MacDILL AFB, Fla., 29 July 2013. Night vision experts at the U.S. Special Operations Command (SOCOM) at MacDill Air Force Base, Fla., needed advanced night-vision goggles that enable warfighters to see several different spectra of light. They found their solution from DRS RSTA in Dallas.

Posted by John Keller
Posted by John Keller

MacDILL AFB, Fla., 29 July 2013.Night vision experts at the U.S. Special Operations Command (SOCOM) at MacDill Air Force Base, Fla., needed advanced night-vision goggles that enable warfighters to see several different spectra of light. They found their solution from DRS RSTA in Dallas.

SOCOM officials announced a $1.6 million research contract to the DRS Technologies Inc. Reconnaissance, Surveillance, and Target Acquisition segment (DRS RSTA) late last week to help develop advanced digital multispectral night-vision goggles.

Multispectral sensors capture image data at specific frequencies across the electromagnetic spectrum. The wavelengths may be separated by filters or by the use of instruments that are sensitive to particular wavelengths, including light from frequencies beyond the visible light range, such as infrared.
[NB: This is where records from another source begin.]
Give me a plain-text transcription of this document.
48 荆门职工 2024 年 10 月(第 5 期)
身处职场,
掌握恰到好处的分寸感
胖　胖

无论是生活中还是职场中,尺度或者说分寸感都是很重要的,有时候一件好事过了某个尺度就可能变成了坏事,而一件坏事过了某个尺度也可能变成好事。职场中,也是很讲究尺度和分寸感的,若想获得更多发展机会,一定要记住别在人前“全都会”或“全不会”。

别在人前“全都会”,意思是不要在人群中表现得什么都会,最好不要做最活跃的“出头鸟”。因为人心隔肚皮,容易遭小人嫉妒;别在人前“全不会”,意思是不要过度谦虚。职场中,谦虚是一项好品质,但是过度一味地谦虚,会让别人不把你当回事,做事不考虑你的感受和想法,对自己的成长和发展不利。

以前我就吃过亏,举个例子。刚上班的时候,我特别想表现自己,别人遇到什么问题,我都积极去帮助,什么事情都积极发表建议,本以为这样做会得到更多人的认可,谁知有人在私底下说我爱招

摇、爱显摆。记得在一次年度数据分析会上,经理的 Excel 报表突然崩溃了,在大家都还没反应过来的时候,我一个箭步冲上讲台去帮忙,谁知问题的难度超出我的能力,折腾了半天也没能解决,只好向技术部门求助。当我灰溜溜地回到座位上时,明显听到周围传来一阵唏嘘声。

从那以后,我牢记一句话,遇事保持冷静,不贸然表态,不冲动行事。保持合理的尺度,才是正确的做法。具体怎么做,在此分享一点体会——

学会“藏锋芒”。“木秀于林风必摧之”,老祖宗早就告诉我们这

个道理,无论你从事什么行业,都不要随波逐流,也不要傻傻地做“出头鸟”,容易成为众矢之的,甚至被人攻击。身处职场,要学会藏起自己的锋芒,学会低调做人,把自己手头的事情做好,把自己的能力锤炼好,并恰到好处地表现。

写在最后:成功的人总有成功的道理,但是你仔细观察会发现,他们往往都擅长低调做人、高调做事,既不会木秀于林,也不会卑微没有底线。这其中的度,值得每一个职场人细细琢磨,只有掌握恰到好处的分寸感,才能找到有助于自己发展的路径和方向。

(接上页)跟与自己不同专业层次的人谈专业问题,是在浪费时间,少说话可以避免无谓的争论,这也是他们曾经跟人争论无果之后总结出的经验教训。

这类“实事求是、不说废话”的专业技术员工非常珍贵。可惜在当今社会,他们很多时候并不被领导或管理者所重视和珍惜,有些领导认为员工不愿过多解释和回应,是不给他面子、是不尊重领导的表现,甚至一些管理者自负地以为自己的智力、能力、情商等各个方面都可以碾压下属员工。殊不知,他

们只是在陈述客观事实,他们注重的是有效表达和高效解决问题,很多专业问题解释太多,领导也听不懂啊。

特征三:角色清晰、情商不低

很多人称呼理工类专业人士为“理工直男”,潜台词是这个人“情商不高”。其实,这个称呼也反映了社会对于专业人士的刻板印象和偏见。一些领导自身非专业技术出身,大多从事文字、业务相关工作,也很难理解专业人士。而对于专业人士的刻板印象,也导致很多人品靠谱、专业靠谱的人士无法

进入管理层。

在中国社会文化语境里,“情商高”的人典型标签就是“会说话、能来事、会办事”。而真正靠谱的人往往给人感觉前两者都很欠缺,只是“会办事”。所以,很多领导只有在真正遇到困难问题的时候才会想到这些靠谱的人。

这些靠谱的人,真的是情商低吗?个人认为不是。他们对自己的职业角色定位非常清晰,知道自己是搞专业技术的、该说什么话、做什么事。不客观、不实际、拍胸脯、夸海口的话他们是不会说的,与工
Multispectral night-vision devices seek to blend several different kinds of sensors to combine their strengths. Essentially these sensors can overlay the images of different night-vision sensors such that the resulting combined image is greater than the sum of its parts.

Analog light-amplification tubes, for example, are economical and power efficient, but cannot see in total darkness. Longwave infrared sensors can see in total darkness, but cannot see through windows. Short-wave infrared (SWIR) sensors are good at detecting targets hiding in foliage.

Blending two or more kinds of night-vision sensors in a multispectral night vision goggle could capitalize on each sensor's strengths, and mitigate their weaknesses. A multispectral night-vision goggle, for example, might be able to see through windows, in total darkness, and penetrate foliage.

Multispectral sensors historically have been relatively large and expensive, which would not be acceptable for a night-vision goggle. Among the challenges that DRS RSTA engineers face is combining sensors in a small, lightweight, affordable package.

The company's 10-month research contract with SOCOM extends through April 2014. DRS RSTA will do the work in Dallas.